« Mon Gilet jaune » est une marque déposée et appartient à une femme entrepreneur qui se frotte les mains

Aucune marque commerciale déposée n’aura été aussi convoitée que celle des « Gilets jaune », mais sa propriétaire ne veut pas la vendre. 

La propriétaire de la marque « Mon Gilet jaune » existe mais se fait discrète. C’est une femme entrepreneur qui habite Lisieux et qui ne tient pas à ce qu’on fasse beaucoup de publicité à son entreprise.

Claudine Bucourt a déposé cette marque il y a dix ans et ne s‘attendait pas à ce qu’on lui fasse autant de publicité.

Cette marque correspond aux fameux Gilets jaunes dont elle a d’ailleurs sorti toute une gamme de produits déclinés à partir du vêtement de base.
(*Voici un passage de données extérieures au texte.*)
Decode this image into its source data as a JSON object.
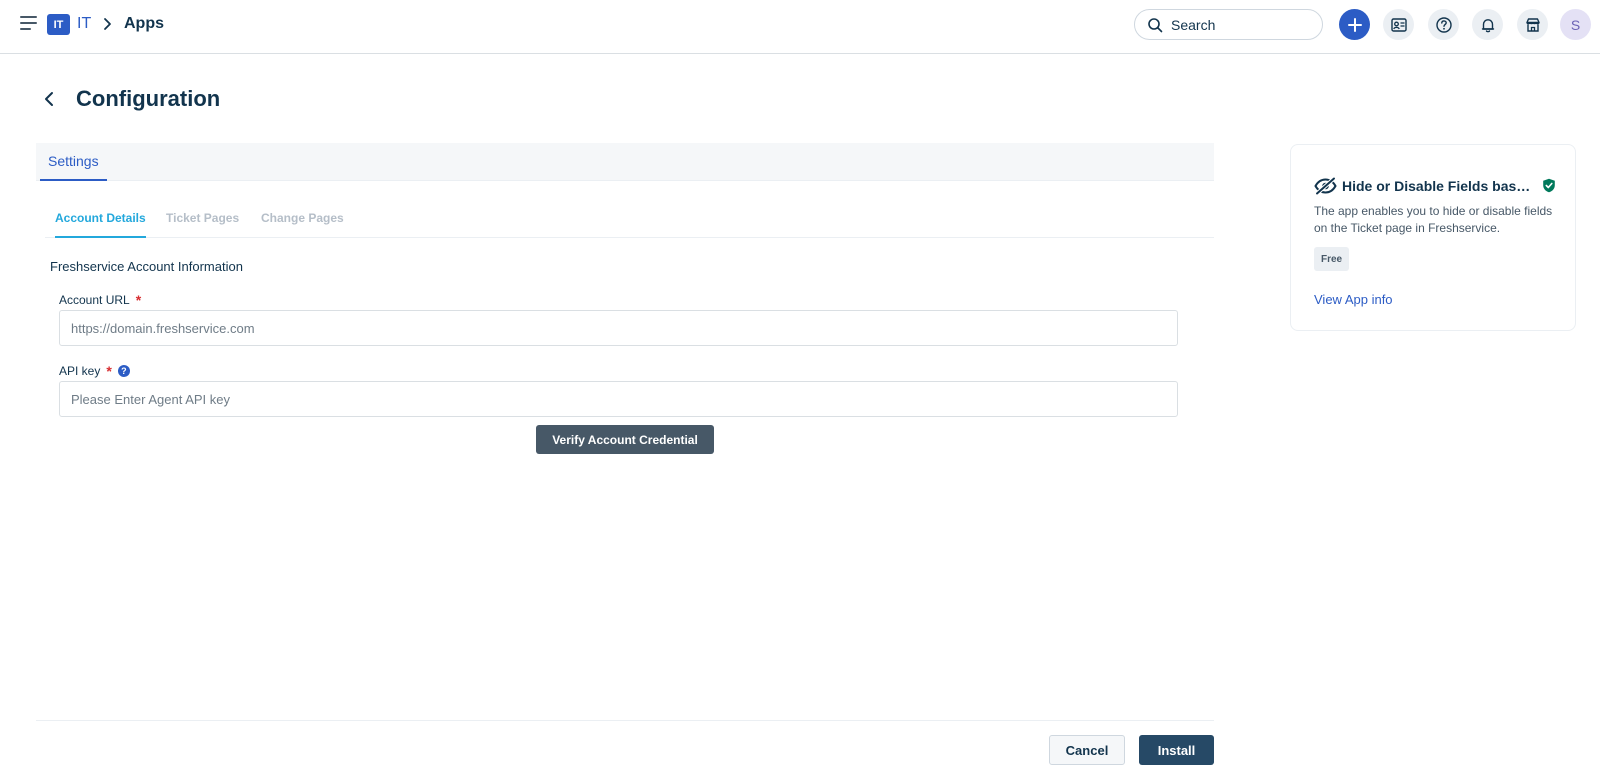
{
  "header": {
    "workspace_badge": "IT",
    "workspace_name": "IT",
    "breadcrumb_page": "Apps",
    "search_label": "Search",
    "avatar_initial": "S"
  },
  "page": {
    "title": "Configuration"
  },
  "settings": {
    "tab_label": "Settings",
    "subtabs": [
      {
        "label": "Account Details",
        "active": true
      },
      {
        "label": "Ticket Pages",
        "active": false
      },
      {
        "label": "Change Pages",
        "active": false
      }
    ],
    "section_title": "Freshservice Account Information",
    "account_url": {
      "label": "Account URL",
      "required_marker": "*",
      "value": "",
      "placeholder": "https://domain.freshservice.com"
    },
    "api_key": {
      "label": "API key",
      "required_marker": "*",
      "help_glyph": "?",
      "value": "",
      "placeholder": "Please Enter Agent API key"
    },
    "verify_label": "Verify Account Credential"
  },
  "footer": {
    "cancel_label": "Cancel",
    "install_label": "Install"
  },
  "app_card": {
    "name": "Hide or Disable Fields base...",
    "description": "The app enables you to hide or disable fields on the Ticket page in Freshservice.",
    "price": "Free",
    "link_label": "View App info"
  },
  "colors": {
    "primary": "#2c5cc5",
    "active_subtab": "#23a8dc",
    "required": "#d72d30",
    "verified": "#00795b",
    "install_button": "#264966"
  },
  "icons": {
    "menu": "hamburger-icon",
    "breadcrumb_separator": "chevron-right-icon",
    "search": "search-icon",
    "add": "plus-icon",
    "contacts": "contact-card-icon",
    "help": "help-circle-icon",
    "notifications": "bell-icon",
    "marketplace": "store-icon",
    "back": "chevron-left-icon",
    "app": "eye-off-icon",
    "verified": "shield-check-icon"
  }
}
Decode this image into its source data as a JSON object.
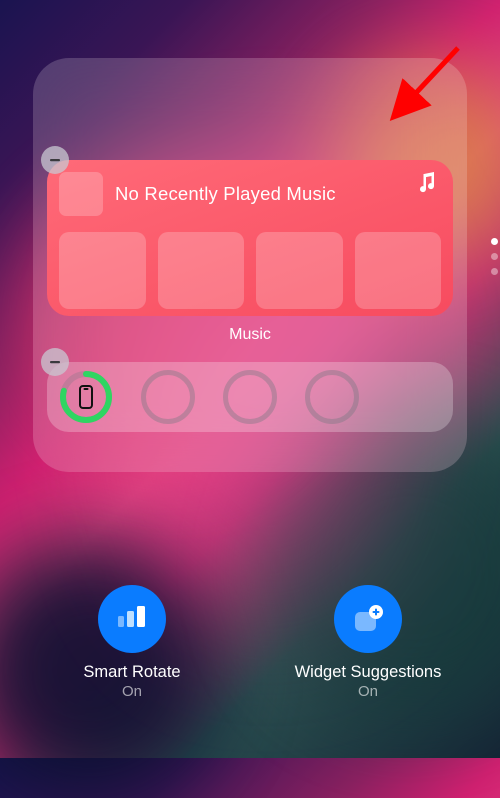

Elle a simplement expliqué récemment à Julien Lagarde, correspondant de presse en Basse Normandie : « j’ai désormais un modèle plus chic, avec une capuche et une poche ventrale dans laquelle on peut placer des cartes avec des informations utiles et les coordonnées des quelques personnes à prévenir en cas d’incident ».

Claudine Bucourt ne manque ni de talent, ni d’imagination. Elle a donc fait des gilets jaunes spéciaux, élégants, pour les femmes, solides pour les motards et très « chou » pour les enfants, un gilet jaune qui peut servir à protéger les cartables. Ajoutons à cette panoplie des gilets jaunes pour chiens et chats.

Claudine Bucourt a comme vrai métier d’être designer digitale. Elle fabrique le décor des sites internet, mais pas seulement. Elle dessine aussi des vêtements, et notamment les fameux gilets jaunes qu‘elle fait fabriquer dès qu’elle a des commandes. Elle en vend beaucoup sur internet.

Alors elle n’est pas arrivée sur les gilets jaunes par hasard, mais plutôt par vengeance. Un jour, elle entend à la télévision le couturier Karl Lagerfeld pourfendre dans une publicité les fameux gilets jaunes. Il pense et dit que les gilets jaunes sont moches et nuls. Claudine Bucourt ne comprend pas et se met en tête d’en faire un objet désirable.

Depuis cette époque, la marque qu’elle a déposée a poursuivi son chemin.  Jusqu’à cette révolte en novembre où, à ce moment-là, tout bascule. Le gilet jaune devient le symbole de la révolte.

Du coup, tout le monde se précipite sur cette marque en tentant de l’acheter. Les représentants des partis politiques extrémistes ne se privent pas de faire des offres assez généreuses parce qu'ils considèrent que "le Gilet jaune" peut dans l'avenir devenir un emblème.

Claudine Bucourt a donc vérifié son dépôt de marque auprès de l’agence de la propriété et renouveler son mandat.

La marque « Mon Gilet jaune » lui appartient encore jusqu'en 2028. Ce qui lui laisse le temps de développer un autre projet, et construire un nouveau site internet qui lui servira à la commercialisation des gilets jaunes. D'autant que le grand débat va durer 3 mois encore. Au moins.

Claudine Bucourt porte le gilet jaune toute la journée, c'est son habit de travail, mais ne dit pas si elle est ou non « gilet jaune » elle-même.